YANBU, Saudi Arabia – The U.S. ambassador traveled to this Saudi oil-industry city Monday with a simple message for the gathered Americans: Go home. We cannot protect you.

Huddled in a meeting room in a Holiday Inn still pocked with bullet holes after the latest in a string of attacks on Westerners killed two Americans and four others, many said they would heed his words.

The first to go were among the 90 foreign employees of ABB Lummus Global Inc., a Houston-based oil contractor whose offices were attacked Saturday by four gunmen trying to encourage Saudis to join the resistance against the U.S. occupation of Iraq.

The first ABB employees – all Europeans – boarded a van for the Yanbu airport Monday night.

“Money is money, but it’s not worth your life,” said Armando Rosiglioni, 63, of Venice, Italy, who arrived in Yanbu 10 days ago on a three-month contract. “I don’t want to take a stupid risk.”

He said a charter flight would take the employees to the Red Sea port of Jiddah, where they were to take commercial flights to their destinations today.

People who attended the meeting said Ambassador James Oberwetter spoke bluntly. His message was, “It is time for us to pack our bags and go home. … We cannot protect you here,” said a teacher at a local American school. A colleague nodded in agreement.

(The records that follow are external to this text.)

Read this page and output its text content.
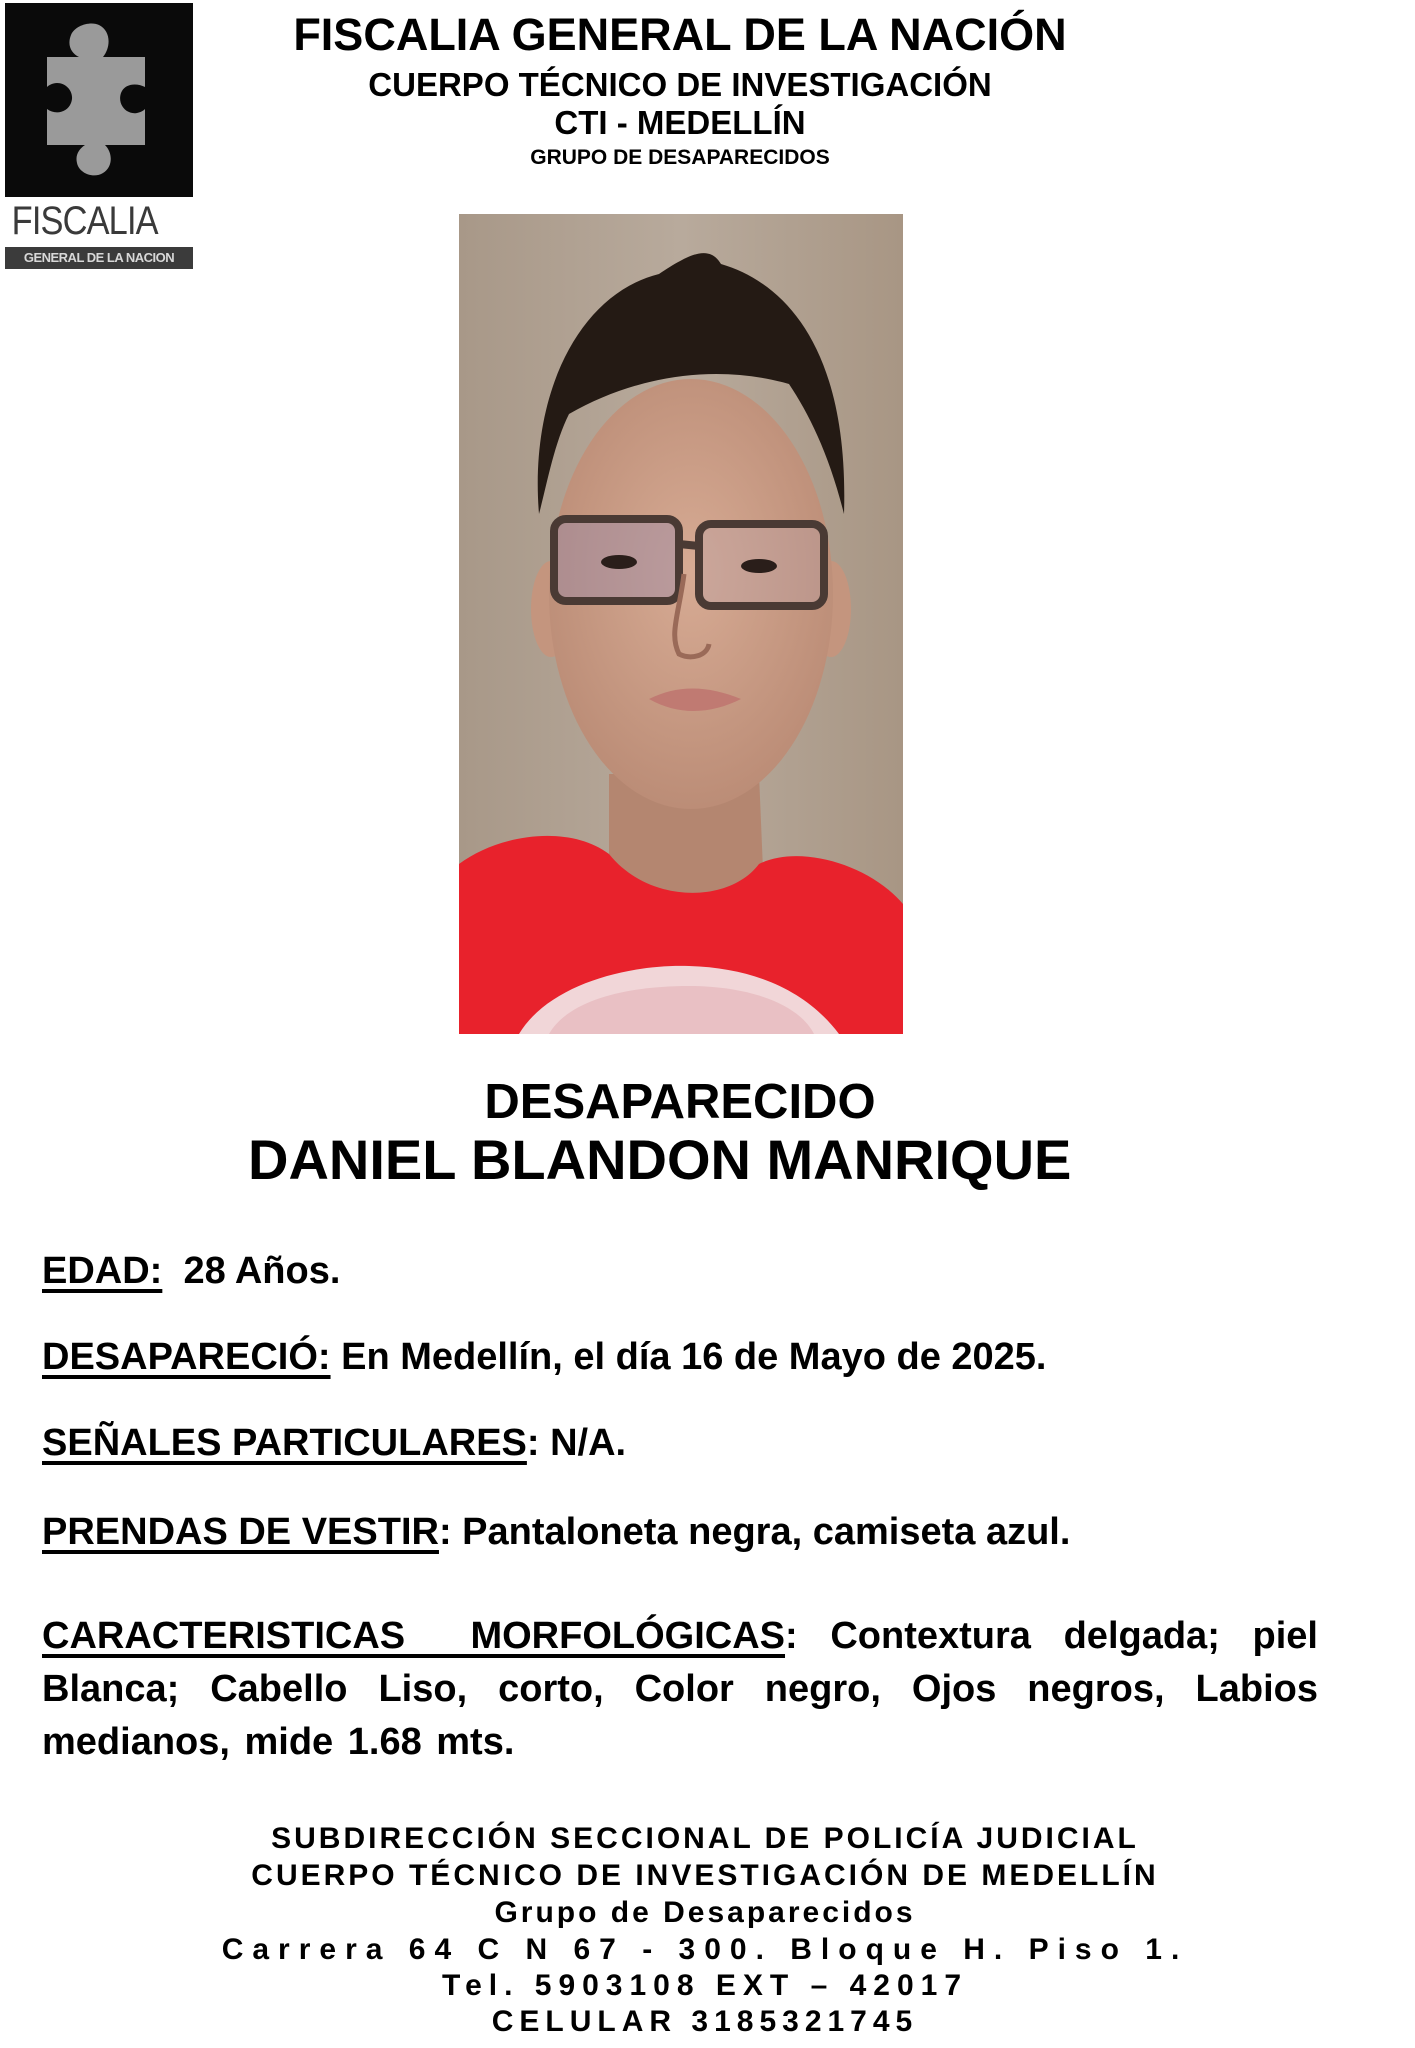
FISCALIA
GENERAL DE LA NACION
FISCALIA GENERAL DE LA NACIÓN
CUERPO TÉCNICO DE INVESTIGACIÓN
CTI - MEDELLÍN
GRUPO DE DESAPARECIDOS
DESAPARECIDO
DANIEL BLANDON MANRIQUE
EDAD:  28 Años.
DESAPARECIÓ: En Medellín, el día 16 de Mayo de 2025.
SEÑALES PARTICULARES: N/A.
PRENDAS DE VESTIR: Pantaloneta negra, camiseta azul.
CARACTERISTICAS  MORFOLÓGICAS: Contextura delgada; piel Blanca; Cabello Liso, corto, Color negro, Ojos negros, Labios medianos, mide 1.68 mts.
SUBDIRECCIÓN SECCIONAL DE POLICÍA JUDICIAL
CUERPO TÉCNICO DE INVESTIGACIÓN DE MEDELLÍN
Grupo de Desaparecidos
Carrera 64 C N 67 - 300. Bloque H. Piso 1.
Tel. 5903108 EXT – 42017
CELULAR 3185321745
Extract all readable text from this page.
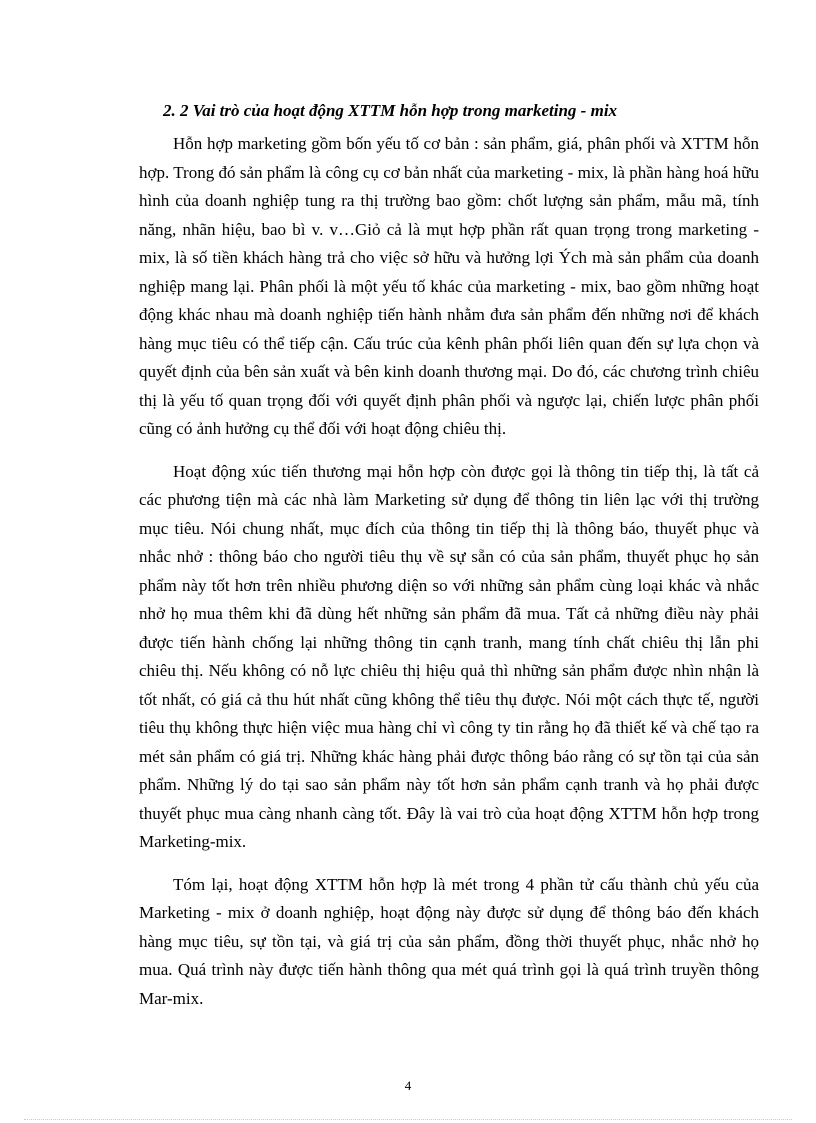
2. 2 Vai trò của hoạt động XTTM hỗn hợp trong marketing - mix

Hỗn hợp marketing gồm bốn yếu tố cơ bản : sản phẩm, giá, phân phối và XTTM hỗn hợp. Trong đó sản phẩm là công cụ cơ bản nhất của marketing - mix, là phần hàng hoá hữu hình của doanh nghiệp tung ra thị trường bao gồm: chốt lượng sản phẩm, mẫu mã, tính năng, nhãn hiệu, bao bì v. v…Giỏ cả là mụt hợp phần rất quan trọng trong marketing - mix, là số tiền khách hàng trả cho việc sở hữu và hưởng lợi Ých mà sản phẩm của doanh nghiệp mang lại. Phân phối là một yếu tố khác của marketing - mix, bao gồm những hoạt động khác nhau mà doanh nghiệp tiến hành nhằm đưa sản phẩm đến những nơi để khách hàng mục tiêu có thể tiếp cận. Cấu trúc của kênh phân phối liên quan đến sự lựa chọn và quyết định của bên sản xuất và bên kinh doanh thương mại. Do đó, các chương trình chiêu thị là yếu tố quan trọng đối với quyết định phân phối và ngược lại, chiến lược phân phối cũng có ảnh hưởng cụ thể đối với hoạt động chiêu thị.

Hoạt động xúc tiến thương mại hỗn hợp còn được gọi là thông tin tiếp thị, là tất cả các phương tiện mà các nhà làm Marketing sử dụng để thông tin liên lạc với thị trường mục tiêu. Nói chung nhất, mục đích của thông tin tiếp thị là thông báo, thuyết phục và nhắc nhở : thông báo cho người tiêu thụ về sự sẵn có của sản phẩm, thuyết phục họ sản phẩm này tốt hơn trên nhiều phương diện so với những sản phẩm cùng loại khác và nhắc nhở họ mua thêm khi đã dùng hết những sản phẩm đã mua. Tất cả những điều này phải được tiến hành chống lại những thông tin cạnh tranh, mang tính chất chiêu thị lẫn phi chiêu thị. Nếu không có nỗ lực chiêu thị hiệu quả thì những sản phẩm được nhìn nhận là tốt nhất, có giá cả thu hút nhất cũng không thể tiêu thụ được. Nói một cách thực tế, người tiêu thụ không thực hiện việc mua hàng chỉ vì công ty tin rằng họ đã thiết kế và chế tạo ra mét sản phẩm có giá trị. Những khác hàng phải được thông báo rằng có sự tồn tại của sản phẩm. Những lý do tại sao sản phẩm này tốt hơn sản phẩm cạnh tranh và họ phải được thuyết phục mua càng nhanh càng tốt. Đây là vai trò của hoạt động XTTM hỗn hợp trong Marketing-mix.

Tóm lại, hoạt động XTTM hỗn hợp là mét trong 4 phần tử cấu thành chủ yếu của Marketing - mix ở doanh nghiệp, hoạt động này được sử dụng để thông báo đến khách hàng mục tiêu, sự tồn tại, và giá trị của sản phẩm, đồng thời thuyết phục, nhắc nhở họ mua. Quá trình này được tiến hành thông qua mét quá trình gọi là quá trình truyền thông Mar-mix.

4
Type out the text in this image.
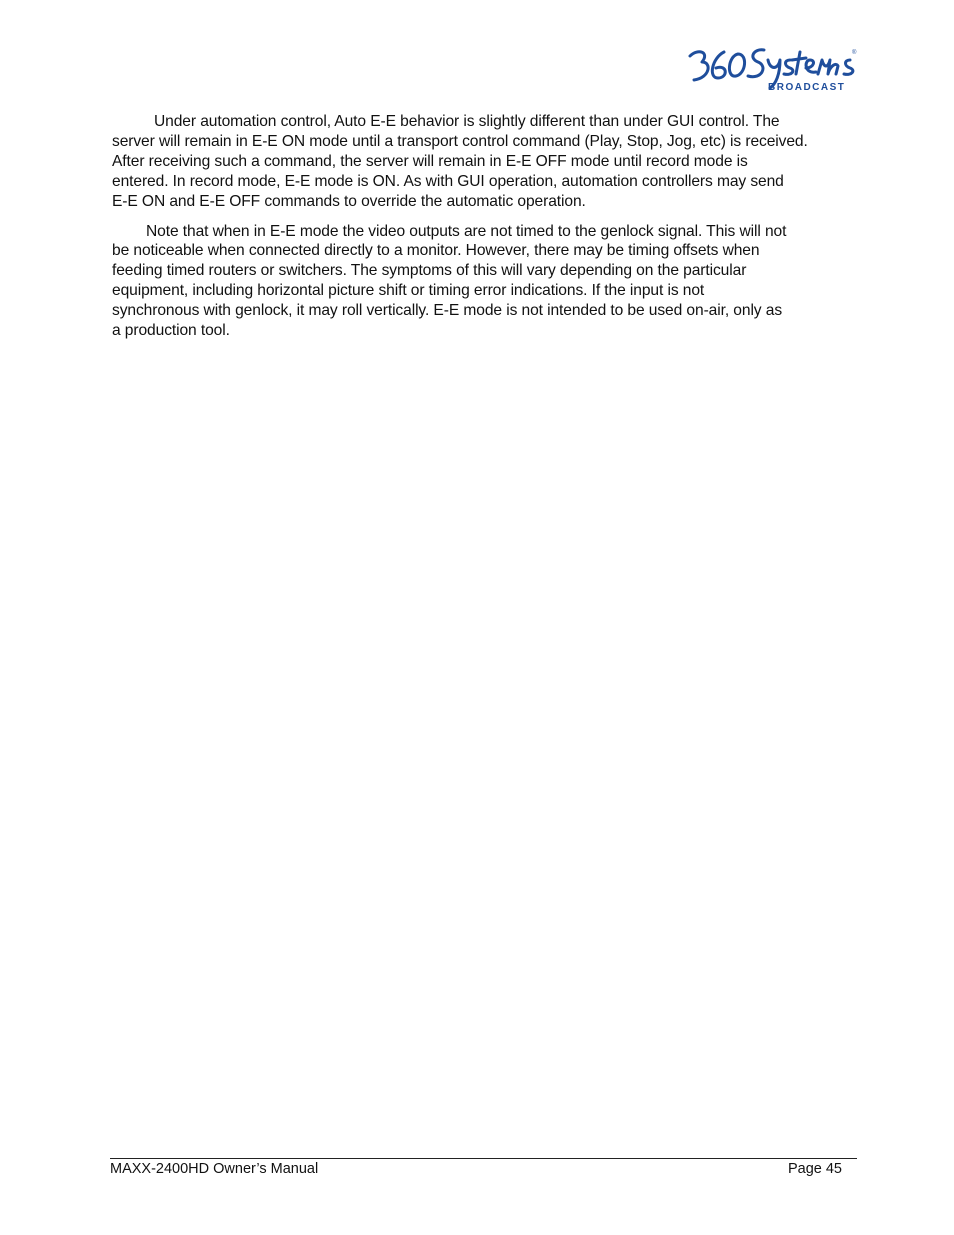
®
BROADCAST

Under automation control, Auto E-E behavior is slightly different than under GUI control. The
server will remain in E-E ON mode until a transport control command (Play, Stop, Jog, etc) is received.
After receiving such a command, the server will remain in E-E OFF mode until record mode is
entered. In record mode, E-E mode is ON. As with GUI operation, automation controllers may send
E-E ON and E-E OFF commands to override the automatic operation.

Note that when in E-E mode the video outputs are not timed to the genlock signal. This will not
be noticeable when connected directly to a monitor. However, there may be timing offsets when
feeding timed routers or switchers. The symptoms of this will vary depending on the particular
equipment, including horizontal picture shift or timing error indications. If the input is not
synchronous with genlock, it may roll vertically. E-E mode is not intended to be used on-air, only as
a production tool.

MAXX-2400HD Owner’s Manual	Page 45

“I’m very, very frightened,” the teacher said. “We still don’t know whether we are going to stay or not, but I think it’s really time for us to leave.”

Saudi Arabia’s interior minister said early today that al-Qaida was likely responsible for the attack.

The violence began Saturday when four men sprayed ABB’s offices with gunfire, then tied the body of one victim to the bumper of a car and headed for the Ibn Hayyan Secondary Boys School. Shaken Saudi schoolchildren recounted how the attackers summoned them with gunfire to watch the body being dragged.

Those killed were Americans Stephen LaGuardia, 62, and Philip Coplen, 53; Britons Michael Hardy, 57, and Michael McGillen, 52; and Australian Anthony Mason, 57, ABB said.

The attack ended with gunbattles as police gave chase. All four attackers – who police said were Saudi brothers – were killed.